Unfortunately, some children do not have such advantageous home lives and are exposed to toxic forms of marital conflict including psychological (e.g., criticism, intimidation, manipulation) and physical violence (e.g., shoving, hitting, throwing objects at partner). The prevalence of such violence is of U.S. national concern with major ramifications for children’s health and development. Decades ago, prior to the availability of scientific evidence, some scholars suggested that children who reside in high-risk homes become desensitized and that marital violence confers minimal risk for a healthy development. Since that time, many rigorous scientific investigations have been conducted and empirical evidence has sharply contrasted with those early assertions. Children do not become desensitized or “used” to violence. Rather, hypersensitization occurs and children are placed at great risk for maladaptation including symptoms of anxiety and depression. In addition, children’s whose parents perpetrate violence commonly use similar aggression tactics toward their peers (e.g., intimidating or hitting other children). Further, the human brain may undergo a recalibration to program itself to be more sensitive to threat cues. In a recent investigation, children were asked to view images of angry faces while undergoing a brain scan. Children from homes marked by marital violence experienced greater activation in portions of the brain responsible for detecting threat and inducing arousal. Although such arousal may be adaptive for surviving in a violent home, it may compromise other facets of children’s lives. For example, during social interactions these children often misperceive low-risk situations as overly-threatening and commonly respond in hostile and inappropriate ways.

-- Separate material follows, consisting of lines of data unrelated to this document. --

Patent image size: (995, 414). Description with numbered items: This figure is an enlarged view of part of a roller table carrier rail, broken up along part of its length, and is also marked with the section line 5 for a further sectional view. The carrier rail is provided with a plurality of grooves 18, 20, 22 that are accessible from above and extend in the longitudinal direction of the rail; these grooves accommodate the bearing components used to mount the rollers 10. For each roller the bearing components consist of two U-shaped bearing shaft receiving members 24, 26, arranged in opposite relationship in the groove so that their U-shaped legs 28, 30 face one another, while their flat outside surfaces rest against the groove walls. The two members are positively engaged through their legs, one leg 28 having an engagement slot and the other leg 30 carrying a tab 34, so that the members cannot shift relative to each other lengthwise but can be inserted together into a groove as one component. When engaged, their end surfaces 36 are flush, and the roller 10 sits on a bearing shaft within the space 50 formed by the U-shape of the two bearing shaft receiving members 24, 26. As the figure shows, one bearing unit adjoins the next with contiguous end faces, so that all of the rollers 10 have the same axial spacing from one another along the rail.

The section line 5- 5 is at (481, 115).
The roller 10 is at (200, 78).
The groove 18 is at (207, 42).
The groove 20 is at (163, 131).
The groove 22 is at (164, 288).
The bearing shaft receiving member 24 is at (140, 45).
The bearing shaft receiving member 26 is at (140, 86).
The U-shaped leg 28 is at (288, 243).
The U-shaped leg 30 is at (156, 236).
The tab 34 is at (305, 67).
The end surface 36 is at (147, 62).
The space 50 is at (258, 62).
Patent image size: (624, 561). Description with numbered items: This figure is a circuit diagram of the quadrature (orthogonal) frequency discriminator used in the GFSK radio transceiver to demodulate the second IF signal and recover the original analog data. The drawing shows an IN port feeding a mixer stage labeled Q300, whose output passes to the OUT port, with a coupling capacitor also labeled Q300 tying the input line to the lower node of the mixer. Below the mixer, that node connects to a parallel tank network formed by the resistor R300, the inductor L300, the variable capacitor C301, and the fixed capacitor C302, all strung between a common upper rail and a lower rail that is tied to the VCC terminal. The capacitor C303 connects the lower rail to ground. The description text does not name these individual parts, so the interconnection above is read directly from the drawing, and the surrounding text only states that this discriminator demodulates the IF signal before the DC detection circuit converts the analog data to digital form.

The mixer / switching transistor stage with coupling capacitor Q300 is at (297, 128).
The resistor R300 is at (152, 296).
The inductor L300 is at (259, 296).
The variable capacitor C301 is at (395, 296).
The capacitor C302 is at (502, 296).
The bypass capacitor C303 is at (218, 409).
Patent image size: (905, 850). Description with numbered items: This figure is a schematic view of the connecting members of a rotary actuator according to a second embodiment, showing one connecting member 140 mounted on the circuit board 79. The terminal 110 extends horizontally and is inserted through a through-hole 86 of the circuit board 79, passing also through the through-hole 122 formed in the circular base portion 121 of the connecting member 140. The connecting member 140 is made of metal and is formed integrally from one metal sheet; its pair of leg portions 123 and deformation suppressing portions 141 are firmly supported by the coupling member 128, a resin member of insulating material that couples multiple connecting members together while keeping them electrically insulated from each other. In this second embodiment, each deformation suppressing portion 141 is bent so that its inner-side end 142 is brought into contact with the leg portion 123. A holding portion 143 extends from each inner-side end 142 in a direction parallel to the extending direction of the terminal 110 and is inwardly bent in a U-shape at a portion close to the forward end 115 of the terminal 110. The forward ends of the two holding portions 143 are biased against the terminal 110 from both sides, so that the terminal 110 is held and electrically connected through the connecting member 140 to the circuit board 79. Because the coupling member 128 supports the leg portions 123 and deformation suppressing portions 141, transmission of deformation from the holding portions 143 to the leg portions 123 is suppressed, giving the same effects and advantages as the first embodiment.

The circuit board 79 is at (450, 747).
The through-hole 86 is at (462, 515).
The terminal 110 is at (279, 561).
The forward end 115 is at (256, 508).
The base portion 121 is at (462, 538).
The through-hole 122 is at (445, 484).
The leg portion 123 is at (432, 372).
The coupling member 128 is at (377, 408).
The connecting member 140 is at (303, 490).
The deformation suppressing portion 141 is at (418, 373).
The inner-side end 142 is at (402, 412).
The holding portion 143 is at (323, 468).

Marital violence also disrupts children’s sleep. In order to achieve sufficient and high quality sleep, one must reduce awareness of the surrounding environment. Children who are exposed to marital violence often maintain heightened vigilance and have concerns about their family’s safety and the future intactness of the marital relationship (e.g., “will my mother and father divorce?”); these worries strike at the core of a child’s sense of security and ability to reduce arousal at night. It is not uncommon for children to spend hours attempting to fall asleep or to wake often during the night. This in turn greatly compromises daytime functioning including physical health and classroom performance. Indeed, marital violence jeopardizes immune functioning and academic performance and disruption in sleep accounts for a portion of these associations.
Of particular concern are the long term effects of marital violence. It is not uncommon for children to experience sleep disruptions, cognitive impairment, and poor mental health functioning (e.g., symptoms of anxiety and depression) later in life. In addition, the use of psychological and physical aggression tactics are often transmitted across generations. That is, despite having feared marital violence during their own childhood, these individuals often mimic the same aggressive behaviors in their own romantic relationships. In a similar fashion, these children are commonly attracted to and seek out partners who perpetrate violence.
Overall, mounting evidence indicates that marital violence compromises children’s health and development. The findings shine light on the need for high quality prevention and intervention programs. The availability of community-based services including domestic violence shelters increases the likelihood that an adult victim and their children will exit a violent home. Shelters are particularly beneficial because they can provide a sense of safety and security to children, which has major positive implications for health and school performance. The availability of such services also help reinforce a nonviolent community standard and expectation.